There are many fundamental differences in how these products are manufactured.
Discrete manufacturing is often characterized by individual or separate unit production rather than weight or volume. On the other hand, process manufacturing uses formulas or recipes. Typically these items are produced in bulk quantities and are mixed or blended rather than assembled.
Another consideration is the difference in post production. “Once a recipe is ‘mixed up’ there is no replacing any defective parts. If the bottler uses salt instead of sugar in their soft drinks, the whole batch is ruined. If a lawn mower manufacturer finds out the sparkplugs used in a series of mowers was defective, replacement of the plugs is easy and the lawn mowers are good as new,” explains Lou Washington, Senior Business Manager at Cincom Systems.
Unique ERP Needs
Much like the products that they produce, discrete and process manufacturing software is usually designed to address different needs and problems.
Since discrete products are typically low in volume and high in complexity, they need a very flexible manufacturing system that can improve quality and time-to-market speed while cutting costs.
Process manufacturing software must be tailored to achieve formulation, routing, ingredients, unit of measure, and pricing.
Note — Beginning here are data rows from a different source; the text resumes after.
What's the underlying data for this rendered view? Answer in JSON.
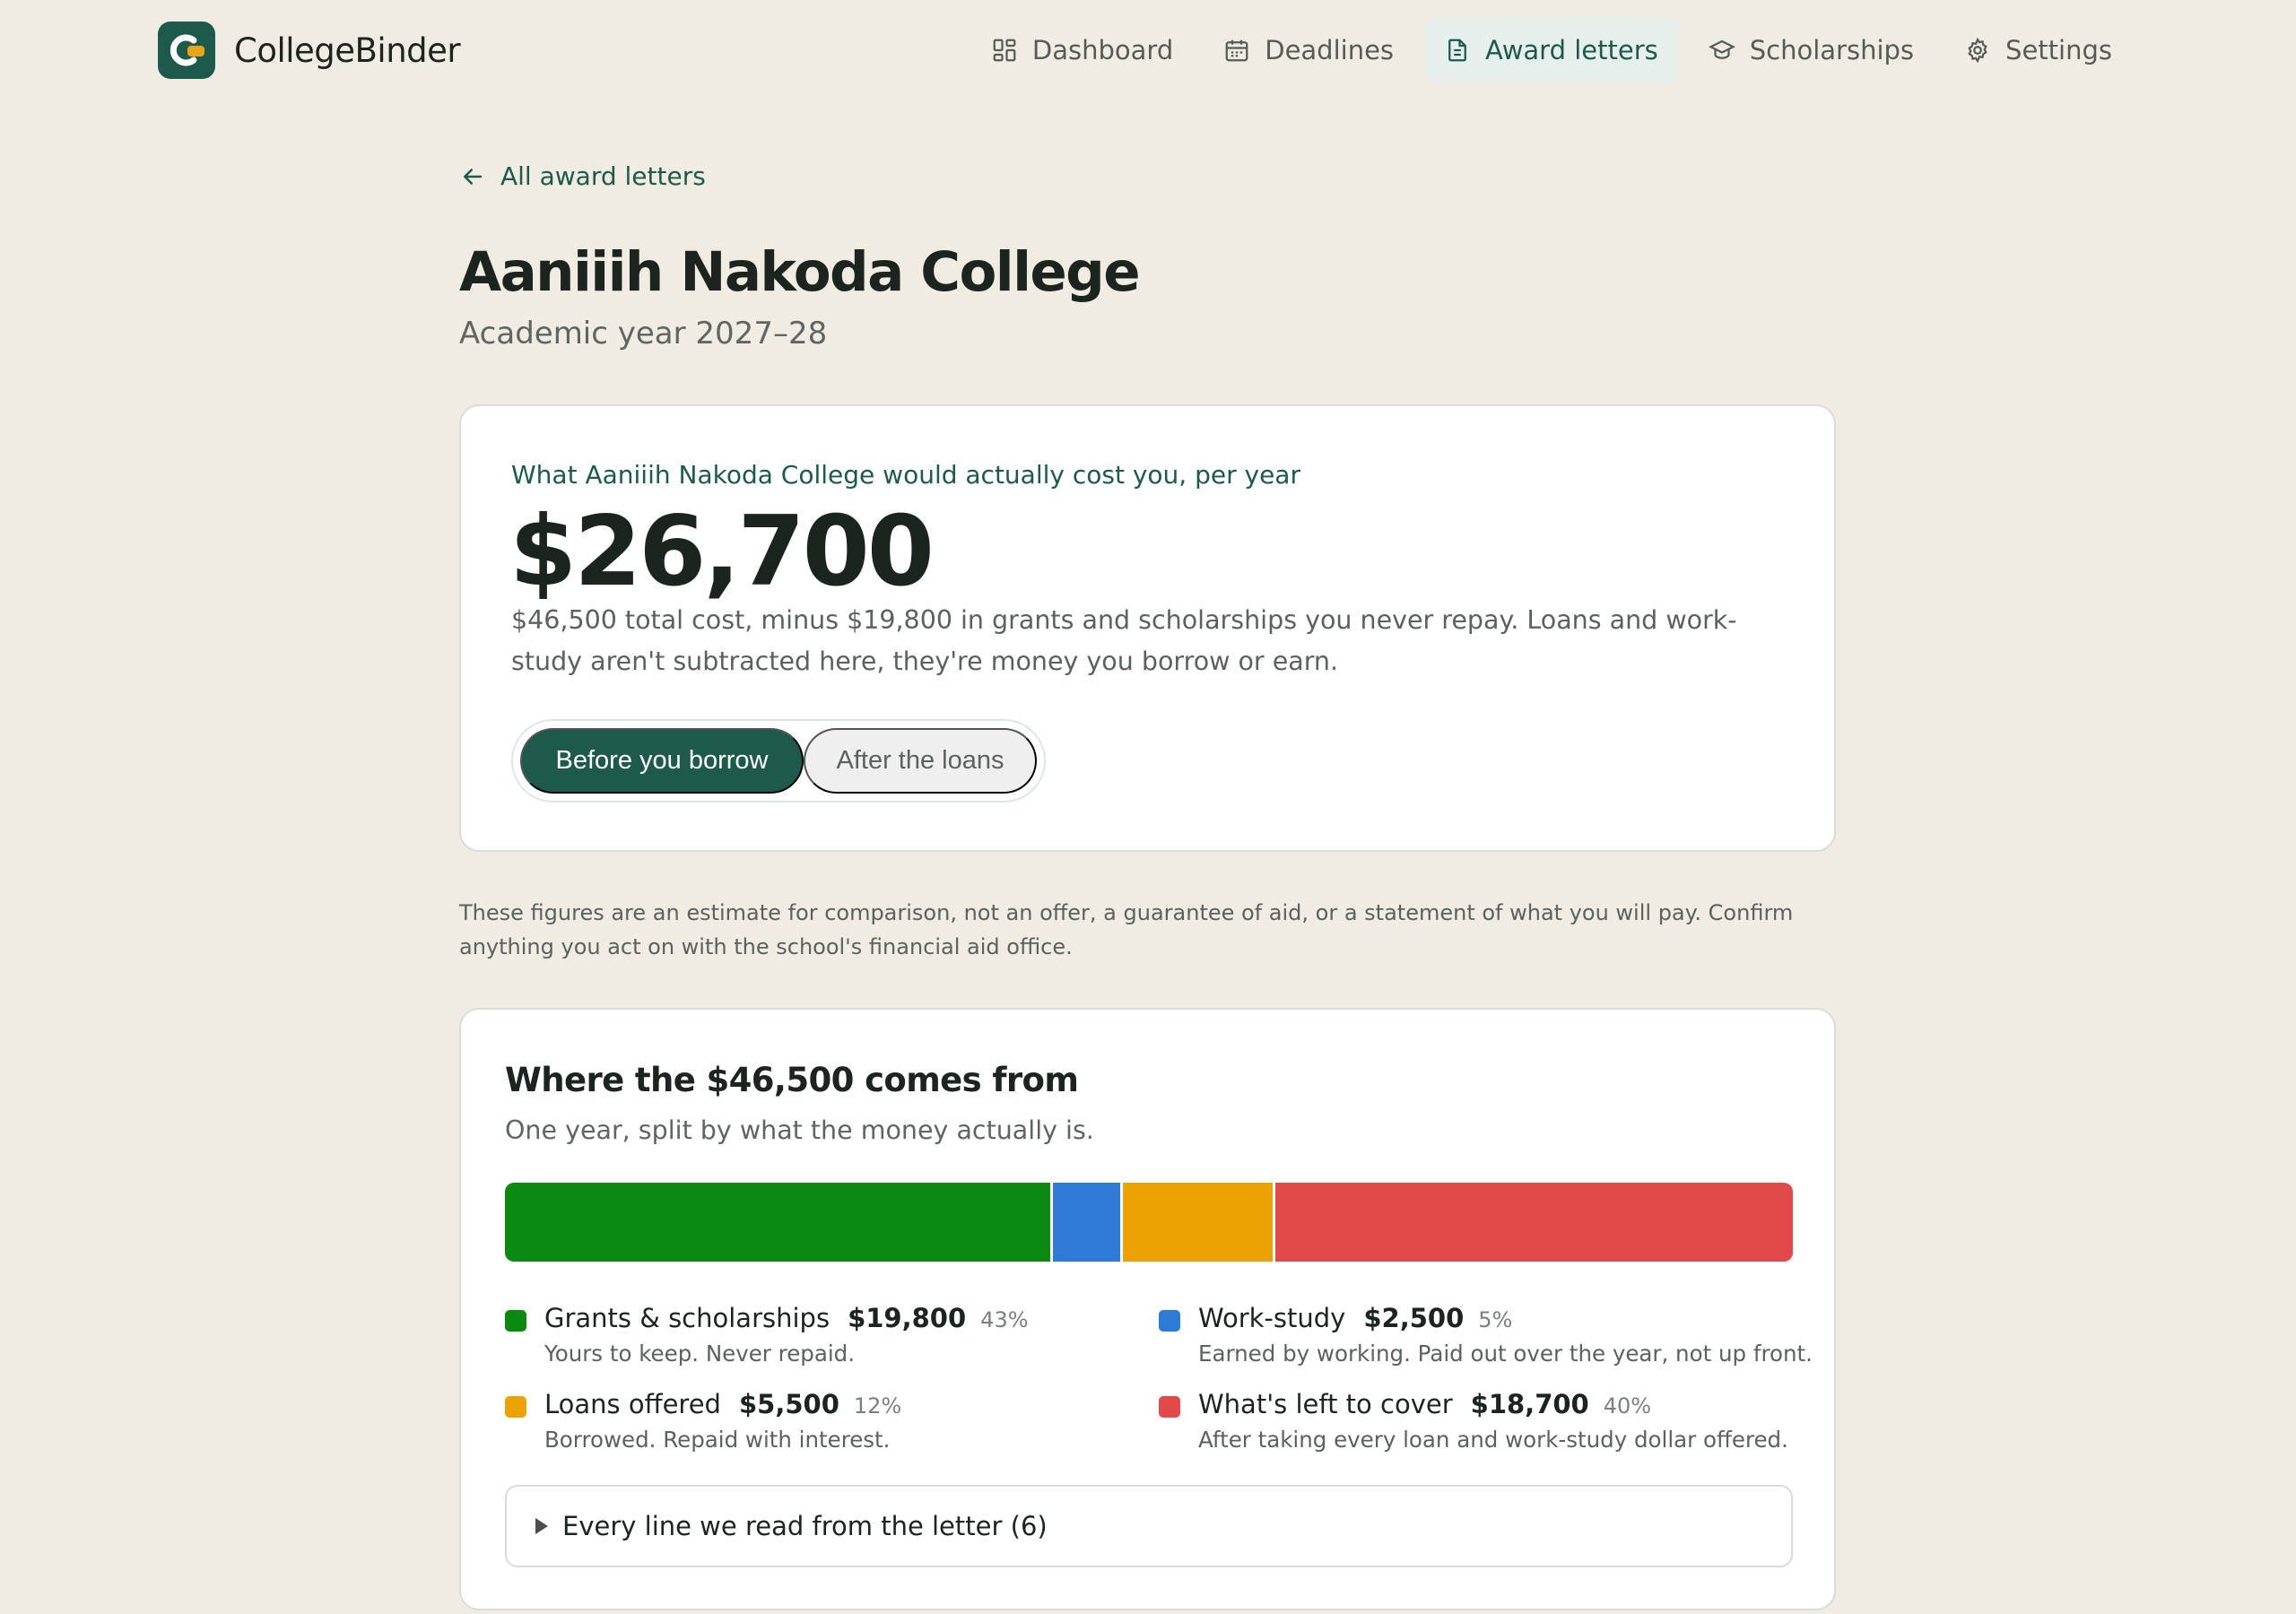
{
  "app": {
    "name": "CollegeBinder"
  },
  "nav": {
    "items": [
      {
        "label": "Dashboard",
        "icon": "dashboard-icon",
        "active": false
      },
      {
        "label": "Deadlines",
        "icon": "calendar-icon",
        "active": false
      },
      {
        "label": "Award letters",
        "icon": "document-icon",
        "active": true
      },
      {
        "label": "Scholarships",
        "icon": "graduation-cap-icon",
        "active": false
      },
      {
        "label": "Settings",
        "icon": "gear-icon",
        "active": false
      }
    ]
  },
  "back_link": {
    "label": "All award letters"
  },
  "page": {
    "title": "Aaniiih Nakoda College",
    "subtitle": "Academic year 2027–28"
  },
  "cost_card": {
    "eyebrow": "What Aaniiih Nakoda College would actually cost you, per year",
    "amount": "$26,700",
    "description": "$46,500 total cost, minus $19,800 in grants and scholarships you never repay. Loans and work-study aren't subtracted here, they're money you borrow or earn.",
    "toggle": {
      "options": [
        "Before you borrow",
        "After the loans"
      ],
      "selected": "Before you borrow"
    }
  },
  "disclaimer": "These figures are an estimate for comparison, not an offer, a guarantee of aid, or a statement of what you will pay. Confirm anything you act on with the school's financial aid office.",
  "breakdown": {
    "title": "Where the $46,500 comes from",
    "subtitle": "One year, split by what the money actually is.",
    "total": 46500,
    "segments": [
      {
        "label": "Grants & scholarships",
        "amount_text": "$19,800",
        "value": 19800,
        "pct": "43%",
        "desc": "Yours to keep. Never repaid.",
        "color": "#0a8a10"
      },
      {
        "label": "Work-study",
        "amount_text": "$2,500",
        "value": 2500,
        "pct": "5%",
        "desc": "Earned by working. Paid out over the year, not up front.",
        "color": "#2d7bd6"
      },
      {
        "label": "Loans offered",
        "amount_text": "$5,500",
        "value": 5500,
        "pct": "12%",
        "desc": "Borrowed. Repaid with interest.",
        "color": "#eba304"
      },
      {
        "label": "What's left to cover",
        "amount_text": "$18,700",
        "value": 18700,
        "pct": "40%",
        "desc": "After taking every loan and work-study dollar offered.",
        "color": "#e24a4a"
      }
    ],
    "details_label": "Every line we read from the letter (6)"
  },
  "colors": {
    "accent": "#1d5a4b",
    "background": "#f0ece2",
    "logo_accent": "#e9a41a"
  }
}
Another consideration is supply shelf life. Typically “ingredient” type supply items may have a very short duration shelf life and may require tight controls on the storage environment. For instance, soup made with milk cannot be contained in a 120⁰F warehouse for three weeks. “ERP must be able to take into consideration this short term usability window when it handles, counts, maintains supply inventory functions,” says Washington.
Mixed Mode Manufacturing
Agility is crucial in the manufacturing world. Discrete and process manufacturers must have the ability to anticipate and adapt to fluctuating market demands.
Companies that need to switch production without disrupting other operations may seek ERP software that meets both discrete and process manufacturing requirements.
While choosing software that can handle both manufacturing processes is a sure thing for those who are currently involved in mixed mode manufacturing, it is also a good idea for those who aren’t. As the supply chain becomes more demand-oriented, the manufacturers that bring products into the market in the shortest amount of time are the ones who will succeed.
During tough economic times, an organization can sometimes be forced to become a Jack of All Trades. The ability to react to the market and provide good service has a lot to do with the tools you are equipped with. An ERP system that is effective for all the manufacturing modes within your enterprise is vital for keeping up with the evolving market.